第38話 世界樹の異変


「俺はエリクサーを入手してルークスたちに渡したい」


「君がこの国に来た目的は確かそれだったな」


 そう。だいぶ時間がかかったけど、俺はこれからようやくこの国サンクトゥスに来た本来の目的を果たそうと思う。


「ちなみにケイトの命を救ったエリクサーをくれたのはこの国の王族だが、彼らを頼るのはあまりおススメ出来ない」


「えっ、なんで?」


 俺が死にかけていた時、この国の王族がフリーダに渡してくれていたエリクサーのおかげで、こうして俺は生きている。さすがにタダでくれと言うつもりはなかったが、製法を聞いたりはしようかと考えていた。

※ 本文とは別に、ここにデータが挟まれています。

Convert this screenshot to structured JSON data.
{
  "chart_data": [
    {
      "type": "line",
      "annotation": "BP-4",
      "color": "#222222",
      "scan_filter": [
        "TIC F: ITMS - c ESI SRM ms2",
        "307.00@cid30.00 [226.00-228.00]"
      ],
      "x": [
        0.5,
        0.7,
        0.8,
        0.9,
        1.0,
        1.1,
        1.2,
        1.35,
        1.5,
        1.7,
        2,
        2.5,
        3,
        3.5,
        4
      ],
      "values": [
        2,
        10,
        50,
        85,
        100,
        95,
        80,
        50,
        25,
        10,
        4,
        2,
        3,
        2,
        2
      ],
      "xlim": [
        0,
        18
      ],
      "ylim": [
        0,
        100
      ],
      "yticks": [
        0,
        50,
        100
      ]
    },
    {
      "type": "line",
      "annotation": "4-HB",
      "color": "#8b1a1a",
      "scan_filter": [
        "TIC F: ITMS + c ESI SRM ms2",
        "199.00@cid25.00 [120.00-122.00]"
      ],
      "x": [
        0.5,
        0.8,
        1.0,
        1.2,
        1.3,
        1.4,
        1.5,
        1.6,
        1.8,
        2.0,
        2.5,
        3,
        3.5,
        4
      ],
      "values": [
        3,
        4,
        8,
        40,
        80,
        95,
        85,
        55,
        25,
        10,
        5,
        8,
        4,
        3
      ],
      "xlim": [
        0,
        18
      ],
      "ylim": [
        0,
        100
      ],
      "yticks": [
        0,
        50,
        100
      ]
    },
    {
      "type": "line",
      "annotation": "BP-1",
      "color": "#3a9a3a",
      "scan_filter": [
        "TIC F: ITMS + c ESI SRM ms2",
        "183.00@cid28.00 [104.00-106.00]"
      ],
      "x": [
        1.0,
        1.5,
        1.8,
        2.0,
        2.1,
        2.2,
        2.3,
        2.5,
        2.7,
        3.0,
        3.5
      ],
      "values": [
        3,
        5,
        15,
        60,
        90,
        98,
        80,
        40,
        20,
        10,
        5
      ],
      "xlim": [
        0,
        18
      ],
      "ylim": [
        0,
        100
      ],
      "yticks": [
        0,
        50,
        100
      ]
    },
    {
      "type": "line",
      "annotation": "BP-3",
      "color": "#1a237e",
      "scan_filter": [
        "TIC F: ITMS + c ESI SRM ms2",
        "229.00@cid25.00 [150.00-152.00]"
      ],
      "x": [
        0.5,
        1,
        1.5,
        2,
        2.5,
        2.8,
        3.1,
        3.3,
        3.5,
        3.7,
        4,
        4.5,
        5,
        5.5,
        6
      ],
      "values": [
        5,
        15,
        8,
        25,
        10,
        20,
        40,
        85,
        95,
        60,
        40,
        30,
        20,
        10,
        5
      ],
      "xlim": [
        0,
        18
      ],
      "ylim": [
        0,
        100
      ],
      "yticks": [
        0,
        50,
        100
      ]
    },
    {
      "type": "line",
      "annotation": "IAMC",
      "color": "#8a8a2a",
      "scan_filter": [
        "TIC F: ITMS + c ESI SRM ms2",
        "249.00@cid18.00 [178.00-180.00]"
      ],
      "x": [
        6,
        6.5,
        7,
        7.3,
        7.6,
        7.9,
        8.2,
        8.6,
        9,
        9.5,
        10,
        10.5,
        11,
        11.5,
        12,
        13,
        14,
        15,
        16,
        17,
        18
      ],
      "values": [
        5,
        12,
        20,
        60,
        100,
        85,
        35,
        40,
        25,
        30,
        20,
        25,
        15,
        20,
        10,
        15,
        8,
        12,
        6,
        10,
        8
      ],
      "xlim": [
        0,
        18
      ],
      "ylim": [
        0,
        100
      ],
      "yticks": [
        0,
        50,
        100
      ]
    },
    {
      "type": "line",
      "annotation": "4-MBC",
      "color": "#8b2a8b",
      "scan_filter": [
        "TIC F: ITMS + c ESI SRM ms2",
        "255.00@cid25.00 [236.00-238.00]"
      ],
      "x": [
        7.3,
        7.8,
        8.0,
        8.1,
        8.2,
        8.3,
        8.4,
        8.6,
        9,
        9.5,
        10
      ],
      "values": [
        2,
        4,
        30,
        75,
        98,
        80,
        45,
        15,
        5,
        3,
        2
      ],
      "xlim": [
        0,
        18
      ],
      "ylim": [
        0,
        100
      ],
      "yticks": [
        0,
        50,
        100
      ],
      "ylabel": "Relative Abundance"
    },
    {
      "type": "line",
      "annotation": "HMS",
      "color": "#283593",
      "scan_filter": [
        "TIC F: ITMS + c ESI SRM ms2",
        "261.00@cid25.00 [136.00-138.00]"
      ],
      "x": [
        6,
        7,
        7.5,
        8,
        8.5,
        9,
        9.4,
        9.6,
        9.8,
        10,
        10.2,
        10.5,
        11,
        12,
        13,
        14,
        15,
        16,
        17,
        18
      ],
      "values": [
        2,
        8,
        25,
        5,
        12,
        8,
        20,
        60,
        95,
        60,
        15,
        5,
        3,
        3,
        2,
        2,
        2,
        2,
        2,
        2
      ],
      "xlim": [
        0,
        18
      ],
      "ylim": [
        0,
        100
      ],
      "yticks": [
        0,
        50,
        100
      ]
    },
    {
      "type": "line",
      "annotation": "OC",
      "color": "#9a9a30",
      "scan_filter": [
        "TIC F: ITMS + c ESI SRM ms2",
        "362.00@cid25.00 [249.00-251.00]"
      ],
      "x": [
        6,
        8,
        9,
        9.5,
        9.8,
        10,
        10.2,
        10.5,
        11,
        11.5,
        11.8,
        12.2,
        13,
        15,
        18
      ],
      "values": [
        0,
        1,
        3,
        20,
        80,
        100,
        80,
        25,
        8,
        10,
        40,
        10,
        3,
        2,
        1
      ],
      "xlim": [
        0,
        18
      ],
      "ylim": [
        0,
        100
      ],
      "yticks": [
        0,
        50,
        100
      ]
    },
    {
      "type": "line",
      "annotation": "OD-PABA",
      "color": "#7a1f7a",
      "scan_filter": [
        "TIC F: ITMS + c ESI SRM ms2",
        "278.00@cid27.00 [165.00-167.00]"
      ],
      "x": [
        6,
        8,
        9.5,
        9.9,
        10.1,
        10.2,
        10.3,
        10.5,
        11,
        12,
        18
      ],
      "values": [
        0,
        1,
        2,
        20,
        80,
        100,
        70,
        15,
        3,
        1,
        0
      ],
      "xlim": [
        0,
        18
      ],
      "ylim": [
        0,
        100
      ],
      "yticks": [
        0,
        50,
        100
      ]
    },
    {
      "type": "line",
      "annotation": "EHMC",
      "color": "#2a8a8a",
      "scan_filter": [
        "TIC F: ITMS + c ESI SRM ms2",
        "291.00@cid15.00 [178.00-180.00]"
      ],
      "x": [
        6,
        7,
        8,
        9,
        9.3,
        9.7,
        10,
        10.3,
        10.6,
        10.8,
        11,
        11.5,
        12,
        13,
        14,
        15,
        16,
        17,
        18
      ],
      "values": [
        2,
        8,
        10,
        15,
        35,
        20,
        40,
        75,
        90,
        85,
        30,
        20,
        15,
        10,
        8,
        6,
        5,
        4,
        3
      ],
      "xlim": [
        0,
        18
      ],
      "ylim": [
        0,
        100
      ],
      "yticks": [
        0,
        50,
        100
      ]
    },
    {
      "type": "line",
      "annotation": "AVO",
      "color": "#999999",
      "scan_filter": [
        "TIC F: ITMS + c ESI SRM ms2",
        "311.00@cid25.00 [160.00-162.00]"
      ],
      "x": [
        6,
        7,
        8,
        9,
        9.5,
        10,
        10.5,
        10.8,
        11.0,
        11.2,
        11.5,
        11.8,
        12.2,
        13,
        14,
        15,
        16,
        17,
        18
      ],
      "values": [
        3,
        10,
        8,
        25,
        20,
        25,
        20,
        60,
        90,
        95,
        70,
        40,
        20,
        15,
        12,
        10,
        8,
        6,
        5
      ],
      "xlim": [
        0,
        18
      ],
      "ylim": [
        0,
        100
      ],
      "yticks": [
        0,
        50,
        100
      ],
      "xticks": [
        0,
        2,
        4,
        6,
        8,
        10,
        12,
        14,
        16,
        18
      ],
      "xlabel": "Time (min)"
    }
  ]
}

「この国では今、エリクサーを他種族に渡すことは禁じられているんだ。王族であってもそれは例外ではない。彼らはそれを承知の上で、君にエリクサーをくれた」


「そうなんだ。それってずっと昔から禁止されてる感じ?」


「いや。禁止されたのはわりと最近のこと」


「ていうと、昨年くらいから?」


「もう少し前だな。今から三十年ほど前だったと思う」


「さ、三十年!?」


 最近が三十年って……。やはりエルフの時間感覚が基準だと誤解が生まれそうだ。今後フリーダにいつ頃の話かを聞くときは、ちゃんと何年かってのを聞かなきゃいけない。


 そもそも三十年前って、俺も生まれてないんだけど。


「他種族にエリクサーを渡せなくなったのは、世界樹から葉が入手できなくなったからだ。それが今からおよそ三十年前だった」


「なら、それ以前は違ったんだ」


「あぁ。サンクトゥスの王都上空を覆う世界樹からは毎年数十枚の葉が落とされていた。その恵みでこの国は発展してきたんだ。世界樹の葉を交渉材料にして、勇者に魔物の大群から国を守ってもらったこともあった」


「その話は俺も聞いたことがあるな」


「僕も聞いたことあるよ! 勇者様って、すっごく強かったんだよね」


「「私たちも勇者様の物語を知ってます!」」


 俺たちの会話を静かに聞いてくれていたクルフィンたちが参加してきた。彼らエルフ族にとっても、勇者の活躍は心躍る物語のようだ。三十年ほど前のことだから、彼らが知っている物語の勇者はルークスではなく先代勇者のことだろう。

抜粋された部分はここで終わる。